Sabato, 6 Marzo 2021
Le restrizioni europee

La mappa dei territori italiani in zona rosso scuro

Friuli Venezia Giulia e provincia di Bolzano incluse tra le aree ad alto rischio. I colori simulano l'applicazione della raccomandazione sulle restrizioni di viaggio interne all'Ue. Ecco cosa cambia

La mappa aggiornata dell'Ecdc

Sono Friuli Venezia Giulia e la provincia autonoma di Bolzano le aree italiane colorate in rosso scuro  nella mappatura del Centro europeo per il controllo delle malattie (Ecdc) aggiornata al 28 gennaio. I colori simulano l'applicazione della raccomandazione sulle restrizioni di viaggio interne all'Ue. Secondo la raccomandazione, che mira a contrastare la diffusione delle nuove varianti del coronavirus Sars-CoV-2, per chi proviene da una regione 'rosso scuro' gli Stati membri dovrebbero richiedere di effettuare un tampone prima dell'arrivo e trascorrere un periodo di quarantena.  Con il nuovo colore, che si aggiunge agli altri già presenti nella mappa (verde, arancione, rosso e grigio), vengono indicati i territori in cui i tassi di notifica di nuovi casi negli ultimi 14 giorni è superiore a 500 persone ogni 100mila abitanti. Inizialmente erano state colorate di rosso scuro anche Veneto ed Emilia-Romagna, ma intorno nel pomeriggio l'Ecdc ha corretto la mappa sui contagi da Covid lasciandole "solo" rosse. 
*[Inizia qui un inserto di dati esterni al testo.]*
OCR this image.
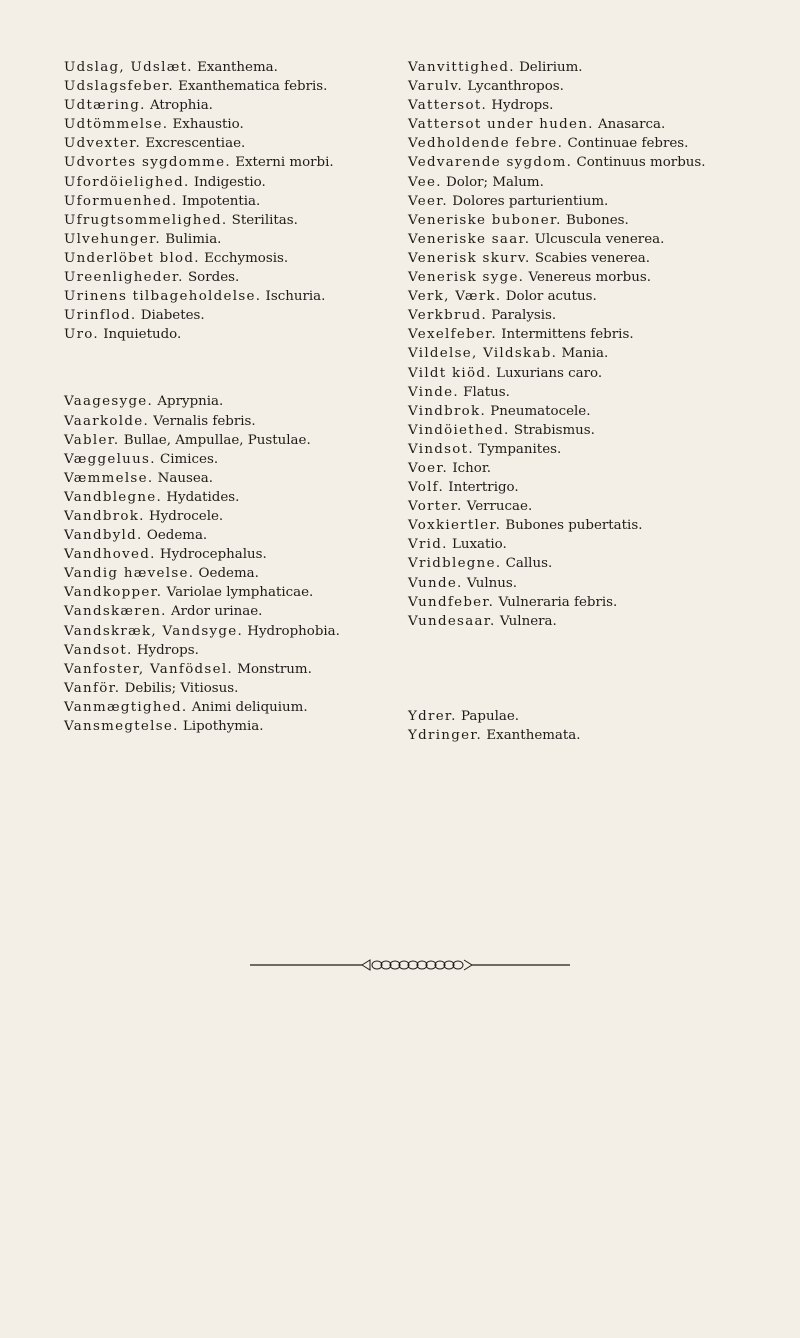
Udslag, Udslæt. Exanthema.
Udslagsfeber. Exanthematica febris.
Udtæring. Atrophia.
Udtömmelse. Exhaustio.
Udvexter. Excrescentiae.
Udvortes sygdomme. Externi morbi.
Ufordöielighed. Indigestio.
Uformuenhed. Impotentia.
Ufrugtsommelighed. Sterilitas.
Ulvehunger. Bulimia.
Underlöbet blod. Ecchymosis.
Ureenligheder. Sordes.
Urinens tilbageholdelse. Ischuria.
Urinflod. Diabetes.
Uro. Inquietudo.
Vaagesyge. Aprypnia.
Vaarkolde. Vernalis febris.
Vabler. Bullae, Ampullae, Pustulae.
Væggeluus. Cimices.
Væmmelse. Nausea.
Vandblegne. Hydatides.
Vandbrok. Hydrocele.
Vandbyld. Oedema.
Vandhoved. Hydrocephalus.
Vandig hævelse. Oedema.
Vandkopper. Variolae lymphaticae.
Vandskæren. Ardor urinae.
Vandskræk, Vandsyge. Hydrophobia.
Vandsot. Hydrops.
Vanfoster, Vanfödsel. Monstrum.
Vanför. Debilis; Vitiosus.
Vanmægtighed. Animi deliquium.
Vansmegtelse. Lipothymia.
Vanvittighed. Delirium.
Varulv. Lycanthropos.
Vattersot. Hydrops.
Vattersot under huden. Anasarca.
Vedholdende febre. Continuae febres.
Vedvarende sygdom. Continuus morbus.
Vee. Dolor; Malum.
Veer. Dolores parturientium.
Veneriske buboner. Bubones.
Veneriske saar. Ulcuscula venerea.
Venerisk skurv. Scabies venerea.
Venerisk syge. Venereus morbus.
Verk, Værk. Dolor acutus.
Verkbrud. Paralysis.
Vexelfeber. Intermittens febris.
Vildelse, Vildskab. Mania.
Vildt kiöd. Luxurians caro.
Vinde. Flatus.
Vindbrok. Pneumatocele.
Vindöiethed. Strabismus.
Vindsot. Tympanites.
Voer. Ichor.
Volf. Intertrigo.
Vorter. Verrucae.
Voxkiertler. Bubones pubertatis.
Vrid. Luxatio.
Vridblegne. Callus.
Vunde. Vulnus.
Vundfeber. Vulneraria febris.
Vundesaar. Vulnera.
Ydrer. Papulae.
Ydringer. Exanthemata.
Tre regioni italiane e la provincia Bolzano in "rosso scuro": cosa cambia davvero

Secondo quanto anticipato lunedì fa dalla Commissione europea, chi rientra nel proprio Stato di residenza dovrebbe dunque eseguire il tampone, con l'eccezione dei lavoratori transfrontalieri e di quelli del settore dei trasporti. Oltre al test per la ricerca del Covid, ai viaggiatori delle aree in rosso scurso potrebbe essere chiesto di osservare un periodo di autoisolamento per un periodo fino a 14 giorni, a condizione che lo Stato membro imponga gli stessi requisiti ai propri cittadini quando viaggiano dallo stesso paese extra Ue. L'obiettivo è ovviamente fare in modo che il virus circoli il meno possibile tra i vari Paesi europei anche e soprattutto per bloccare le varianti di Sars-Cov-2 che si stanno diffondendo in molti Paesi. In realtà, come spiega EuropaToday, la proposta della commissione altro non è che un aggiornamento della raccomandazione varata lo scorso ottobre e mai attuata dagli Stati membri.

In diverse parti d'Europa del resto queste misure sono già applicate. In Belgio ad esempio è previsto l'obbligo di quarantena per chiunque arrivi dall'Italia, considerata nel suo insieme una zona rossa, senza distinzione alcuna tra le diverse regioni italiane. "Ora - scrive EuropaToday -, proprio per evitare situazioni come questa, ossia di un Paese Ue che limita indistintamente i viaggi verso e da un altro Stato membro, i leader Ue all'ultimo summit di Bruxelles hanno chiesto alla Commissione di presentare una proposta per garantire i minori contraccolpi possibili al turismo (dato che tra febbraio e inizio aprile in alcuni Paesi Ue ci saranno fino 3 settimane di ferie), ma anche e soprattutto all'economia nel suo complesso, in particolare per i trasporti e i lavoratori transfrontalieri". 

Quelle dell'Ue sono raccomandazioni che finora non tutti gli Stati hanno seguito, ma ora qualcuno potrebbe cominciare a farvi affidamento. In Italia sono finite in "rosso scuro" tre regioni e una provincia autonoma, ma basta dare un'occhiata alla cartina per capire che non siamo affatto il Paese più penalizzato (si guardi ad esempio alla Spagna). 

italia rosso scuro-3EuropaToday fa poi notare che anche nella raccomandazione dello scorso ottobre, la Commissione chiedeva che per le aree più a rischio si attuassero misure come la quarantena obbligatoria e test per chi viaggia. Ma dal momento che la maggior parte dell'Europa è ormai di colore rosso, dare seguito alla raccomandazione alla lettera significhrebbe dare un colpo esiziale agli spostamenti e al turismo. "Da qui la decisione, su richiesta espressa dei leader Ue, di 'ammorbidire' le misure restrittive per la maggioranza delle regioni europee, focalizzando la stretta su quelle più a rischio". Resta il fatto che i cittadini di Friuli Venezia Giulia e della provincia autonoma di Bolzano saranno molto probabilmente soggetti a restrizioni più severe sugli spostamenti.